Good advice...good luck!

Quoting SamMom912:

The hitting isn't the problem.. The hitting is the reaction to the problem. Figure out whats going on before the hitting- solve the problem.
As he gets older his frustration tolerance ( which is low) MAY increase.. His impulsive behaviors MAY become less as well.
Does your son have sensory issues?


emarin77
by Silver Member on Oct. 24, 2013 at 5:32 PM

Teach him to use his words, sign, IPad when angry, "we do not hit."  You repeatedly have to do this.  Positive/negative reinforcement helps with this, make a behavieral chart for him. 

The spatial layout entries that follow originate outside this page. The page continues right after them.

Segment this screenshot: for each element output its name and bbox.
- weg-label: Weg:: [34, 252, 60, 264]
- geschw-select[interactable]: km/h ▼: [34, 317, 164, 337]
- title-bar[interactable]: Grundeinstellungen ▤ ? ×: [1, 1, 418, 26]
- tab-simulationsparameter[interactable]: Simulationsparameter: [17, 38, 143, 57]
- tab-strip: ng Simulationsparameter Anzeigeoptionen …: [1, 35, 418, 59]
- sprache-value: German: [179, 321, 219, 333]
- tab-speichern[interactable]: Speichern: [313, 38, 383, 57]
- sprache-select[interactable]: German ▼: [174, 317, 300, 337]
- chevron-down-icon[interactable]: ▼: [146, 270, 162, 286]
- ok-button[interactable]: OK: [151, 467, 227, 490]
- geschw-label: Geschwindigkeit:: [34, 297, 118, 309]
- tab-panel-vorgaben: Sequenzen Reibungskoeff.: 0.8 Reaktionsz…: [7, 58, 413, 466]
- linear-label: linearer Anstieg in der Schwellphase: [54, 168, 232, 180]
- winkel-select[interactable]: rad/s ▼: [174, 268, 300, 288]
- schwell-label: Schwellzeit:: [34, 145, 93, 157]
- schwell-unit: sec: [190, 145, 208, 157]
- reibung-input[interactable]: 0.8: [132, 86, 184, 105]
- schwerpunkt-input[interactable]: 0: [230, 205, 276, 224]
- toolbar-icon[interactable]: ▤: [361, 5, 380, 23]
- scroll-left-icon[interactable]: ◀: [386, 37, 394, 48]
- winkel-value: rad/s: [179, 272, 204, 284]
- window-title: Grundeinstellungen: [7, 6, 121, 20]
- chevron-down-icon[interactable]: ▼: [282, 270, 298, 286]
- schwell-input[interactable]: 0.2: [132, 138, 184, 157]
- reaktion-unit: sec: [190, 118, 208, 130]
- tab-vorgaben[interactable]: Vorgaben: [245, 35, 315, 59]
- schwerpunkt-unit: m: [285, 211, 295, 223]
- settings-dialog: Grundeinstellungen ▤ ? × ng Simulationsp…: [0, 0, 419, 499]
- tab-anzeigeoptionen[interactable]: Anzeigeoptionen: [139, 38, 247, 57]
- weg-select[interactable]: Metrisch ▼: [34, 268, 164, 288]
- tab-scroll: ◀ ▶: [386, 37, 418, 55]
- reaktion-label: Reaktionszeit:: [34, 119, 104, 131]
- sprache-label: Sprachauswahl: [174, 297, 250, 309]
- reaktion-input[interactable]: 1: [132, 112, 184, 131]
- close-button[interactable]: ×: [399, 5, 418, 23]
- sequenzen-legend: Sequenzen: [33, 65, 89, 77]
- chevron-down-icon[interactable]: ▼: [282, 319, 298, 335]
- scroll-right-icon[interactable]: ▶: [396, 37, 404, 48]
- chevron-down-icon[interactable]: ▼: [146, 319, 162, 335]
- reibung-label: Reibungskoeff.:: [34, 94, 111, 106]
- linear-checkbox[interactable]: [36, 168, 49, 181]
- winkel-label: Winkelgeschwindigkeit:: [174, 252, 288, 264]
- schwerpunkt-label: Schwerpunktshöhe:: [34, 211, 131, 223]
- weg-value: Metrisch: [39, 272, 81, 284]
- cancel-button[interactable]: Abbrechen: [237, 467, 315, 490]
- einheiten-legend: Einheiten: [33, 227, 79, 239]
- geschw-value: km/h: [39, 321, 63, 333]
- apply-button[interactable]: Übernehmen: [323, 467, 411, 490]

My husband and I did this for my son when he was 3 and he is 5 now and doing so well in kindergarten now.

MomOfOneCoolKid
by Gold Member on Oct. 24, 2013 at 5:45 PM
1 mom liked this

 


Quoting SamMom912:

The hitting isn't the problem.. The hitting is the reaction to the problem. Figure out whats going on before the hitting- solve the problem.
As he gets older his frustration tolerance ( which is low) MAY increase.. His impulsive behaviors MAY become less as well.
Does your son have sensory issues?

I guess the "real" issue is that he doesn't know how to react appropriately to frustrations

 

MomOfOneCoolKid
by Gold Member on Oct. 24, 2013 at 5:50 PM

 


Quoting SamMom912:

The hitting isn't the problem.. The hitting is the reaction to the problem. Figure out whats going on before the hitting- solve the problem.
As he gets older his frustration tolerance ( which is low) MAY increase.. His impulsive behaviors MAY become less as well.
Does your son have sensory issues?


 

I found this social story online, i'll post it to show you.

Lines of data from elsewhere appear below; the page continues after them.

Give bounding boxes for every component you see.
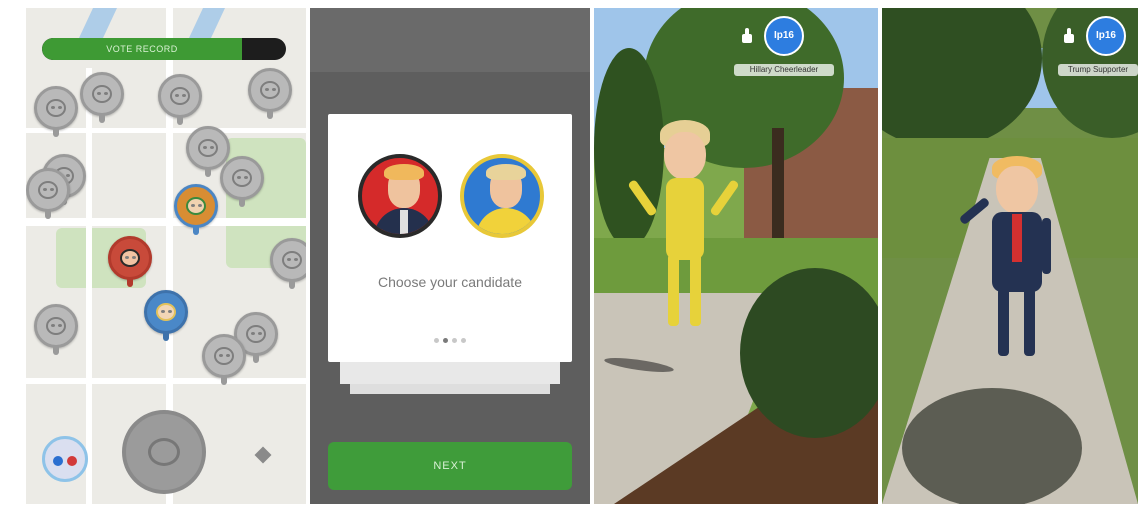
suit-icon xyxy=(476,208,536,234)
clinton-ar-figure[interactable] xyxy=(624,120,744,340)
face-icon xyxy=(38,181,58,199)
hair-icon xyxy=(384,164,424,180)
face-icon xyxy=(282,251,302,269)
map-pin-icon[interactable] xyxy=(248,68,292,119)
tree xyxy=(882,8,1042,148)
map-pin-icon[interactable] xyxy=(186,126,230,177)
top-bar xyxy=(310,8,590,72)
candidate-chooser-screen: Choose your candidate NEXT xyxy=(310,8,590,504)
page-dot xyxy=(452,338,457,343)
arm xyxy=(1042,218,1051,274)
face-icon xyxy=(198,139,218,157)
glasses-icon xyxy=(53,456,63,466)
user-avatar-icon[interactable] xyxy=(42,436,88,482)
bush xyxy=(740,268,878,438)
ar-camera-screen-clinton: Ip16 Hillary Cheerleader xyxy=(594,8,878,504)
map-pin-icon[interactable] xyxy=(26,168,70,219)
face-icon xyxy=(232,169,252,187)
face-icon xyxy=(148,438,180,466)
body xyxy=(666,178,704,260)
map-road xyxy=(26,128,306,133)
map-pin-icon[interactable] xyxy=(158,74,202,125)
map-water xyxy=(79,8,117,38)
user-badge[interactable]: Ip16 xyxy=(764,16,804,56)
page-dot xyxy=(434,338,439,343)
face-icon xyxy=(92,85,112,103)
leg xyxy=(1024,288,1035,356)
tie-icon xyxy=(1012,214,1022,262)
leg xyxy=(998,288,1009,356)
thumbs-up-icon[interactable] xyxy=(740,28,754,44)
leg xyxy=(690,254,701,326)
arm xyxy=(958,196,991,226)
vote-progress-label: VOTE RECORD xyxy=(106,44,178,54)
map-pin-icon[interactable] xyxy=(220,156,264,207)
map-pin-icon[interactable] xyxy=(80,72,124,123)
trump-candidate-button[interactable] xyxy=(358,154,442,238)
hair-icon xyxy=(486,164,526,180)
username-text: Trump Supporter xyxy=(1067,65,1129,74)
user-badge[interactable]: Ip16 xyxy=(1086,16,1126,56)
page-dot xyxy=(461,338,466,343)
head-icon xyxy=(664,132,706,180)
map-pin-icon[interactable] xyxy=(34,86,78,137)
head-icon xyxy=(996,166,1038,214)
trump-map-pin-icon[interactable] xyxy=(108,236,152,287)
face-icon xyxy=(186,197,206,215)
face-icon xyxy=(46,317,66,335)
arm xyxy=(709,179,740,217)
mixed-map-pin-icon[interactable] xyxy=(174,184,218,235)
vote-progress-bar: VOTE RECORD xyxy=(42,38,286,60)
page-dot xyxy=(443,338,448,343)
locate-icon[interactable] xyxy=(252,444,274,466)
next-button[interactable]: NEXT xyxy=(328,442,572,490)
leg xyxy=(668,254,679,326)
foliage-shadow xyxy=(902,388,1082,504)
choose-candidate-text: Choose your candidate xyxy=(378,274,522,290)
face-icon xyxy=(46,99,66,117)
username-label: Trump Supporter xyxy=(1058,64,1138,76)
clinton-candidate-button[interactable] xyxy=(460,154,544,238)
map-pin-icon[interactable] xyxy=(202,334,246,385)
page-indicator xyxy=(328,330,572,348)
face-icon xyxy=(260,81,280,99)
map-water xyxy=(189,8,225,38)
thumbs-up-icon[interactable] xyxy=(1062,28,1076,44)
clinton-map-pin-icon[interactable] xyxy=(144,290,188,341)
arm xyxy=(627,179,658,217)
face-icon xyxy=(170,87,190,105)
candidate-card: Choose your candidate xyxy=(328,114,572,362)
face-icon xyxy=(156,303,176,321)
trump-ar-figure[interactable] xyxy=(956,156,1076,366)
map-pin-icon[interactable] xyxy=(122,410,206,494)
tie-icon xyxy=(400,210,408,234)
map-road xyxy=(86,68,92,504)
face-icon xyxy=(246,325,266,343)
ar-camera-screen-trump: Ip16 Trump Supporter xyxy=(882,8,1138,504)
username-label: Hillary Cheerleader xyxy=(734,64,834,76)
map-screen: VOTE RECORD xyxy=(26,8,306,504)
map-pin-icon[interactable] xyxy=(270,238,306,289)
face-icon xyxy=(120,249,140,267)
screenshot-collage: VOTE RECORD Choose your candidate NEXT I… xyxy=(0,0,1138,507)
map-road xyxy=(26,378,306,384)
face-icon xyxy=(214,347,234,365)
username-text: Hillary Cheerleader xyxy=(749,65,819,74)
map-pin-icon[interactable] xyxy=(34,304,78,355)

Stories really help my son.

Calm down time is a board book recommended by a fellow mommy in this board. (i forgot who, ages ago) and its been a life saver for me and my kiddo.

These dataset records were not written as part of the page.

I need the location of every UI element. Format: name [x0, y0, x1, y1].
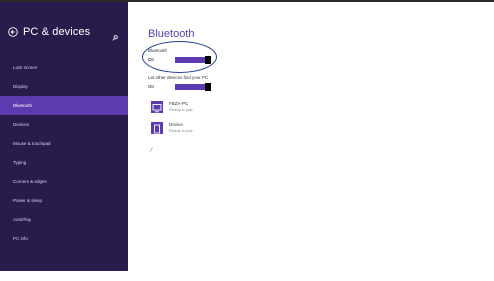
sidebar-item-corners-edges[interactable]: Corners & edges	[0, 172, 128, 191]
discoverable-setting: Let other devices find your PC On	[148, 75, 211, 91]
discoverable-state: On	[148, 84, 155, 89]
sidebar-item-lock-screen[interactable]: Lock screen	[0, 58, 128, 77]
sidebar-item-display[interactable]: Display	[0, 77, 128, 96]
main-content: Bluetooth Bluetooth On Let other devices…	[148, 2, 494, 271]
device-name: FBZA-PC	[169, 101, 189, 106]
sidebar-item-autoplay[interactable]: AutoPlay	[0, 210, 128, 229]
device-status: Ready to pair	[169, 107, 193, 112]
device-status: Ready to pair	[169, 128, 193, 133]
sidebar-title: PC & devices	[23, 26, 91, 38]
search-icon[interactable]	[112, 28, 118, 46]
loading-indicator-icon: ⁄	[151, 148, 153, 154]
sidebar-item-mouse-touchpad[interactable]: Mouse & touchpad	[0, 134, 128, 153]
sidebar-nav: Lock screen Display Bluetooth Devices Mo…	[0, 58, 128, 248]
device-name: Device	[169, 122, 183, 127]
back-arrow-icon[interactable]	[8, 27, 18, 37]
sidebar-item-typing[interactable]: Typing	[0, 153, 128, 172]
computer-icon	[151, 101, 163, 113]
sidebar-item-pc-info[interactable]: PC info	[0, 229, 128, 248]
tablet-icon	[151, 122, 163, 134]
page-title: Bluetooth	[148, 28, 195, 40]
device-text: Device Ready to pair	[169, 122, 193, 133]
sidebar-item-bluetooth[interactable]: Bluetooth	[0, 96, 128, 115]
device-text: FBZA-PC Ready to pair	[169, 101, 193, 112]
sidebar: PC & devices Lock screen Display Bluetoo…	[0, 2, 128, 271]
discoverable-toggle[interactable]	[175, 83, 211, 91]
sidebar-header: PC & devices	[8, 26, 90, 38]
highlight-circle	[142, 41, 217, 73]
discoverable-label: Let other devices find your PC	[148, 75, 209, 80]
toggle-thumb[interactable]	[205, 83, 211, 91]
device-item[interactable]: Device Ready to pair	[151, 122, 193, 134]
sidebar-item-power-sleep[interactable]: Power & sleep	[0, 191, 128, 210]
sidebar-item-devices[interactable]: Devices	[0, 115, 128, 134]
settings-window: PC & devices Lock screen Display Bluetoo…	[0, 0, 494, 271]
device-item[interactable]: FBZA-PC Ready to pair	[151, 101, 193, 113]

Maybe hands are not for hitting.

But the REAL way to solve it is to do what SamMom is suggesting... find out *why* he is hitting and help him solve the problem.

Good luck mom.

Bobcatridge
by Carol on Oct. 24, 2013 at 8:15 PM

I agree with this.  The hitting is a response.  When my daughter was in first grade she had similar problems.  Actually she had two responses to frustration - one was to just start screaming at the top of her lungs and the other was to pinch the annoying child.  It took awhile to figure it all out.  My daughter had sensory issues and the classroom was too chaotic and noisy for her.  They expected the 1st graders to work in groups and she didn't have the social communication skills to do this.  I was told repeatedly it was all her behavior issues.   I believed that until in 2nd grade I started a brownie troop and I got to see the social communications in action.  It is true she had poor social communication skills, but these kids would purposely torment her until she either burst into tears or ran from the room.  By then she had learned not to pinch.  Figuring out the reason can help decrease the problem.  As my daughter grew older she learned to tolerate frustration at school - she just meltdowns immediately after school.  By the way, the chaos and noise in the classroom decreased dramatically every grade so that helped with the sensory issues.

Quoting SamMom912:

The hitting isn't the problem.. The hitting is the reaction to the problem. Figure out whats going on before the hitting- solve the problem.
As he gets older his frustration tolerance ( which is low) MAY increase.. His impulsive behaviors MAY become less as well.
Does your son have sensory issues?


 

Savvylulu
by on Oct. 24, 2013 at 8:25 PM
could u tell me more about this method ? my boy is Four.


Quoting emarin77:

Teach him to use his words, sign, IPad when angry, "we do not hit."  You repeatedly have to do this.  Positive/negative reinforcement helps with this, make a behavieral chart for him. 


My husband and I did this for my son when he was 3 and he is 5 now and doing so well in kindergarten now.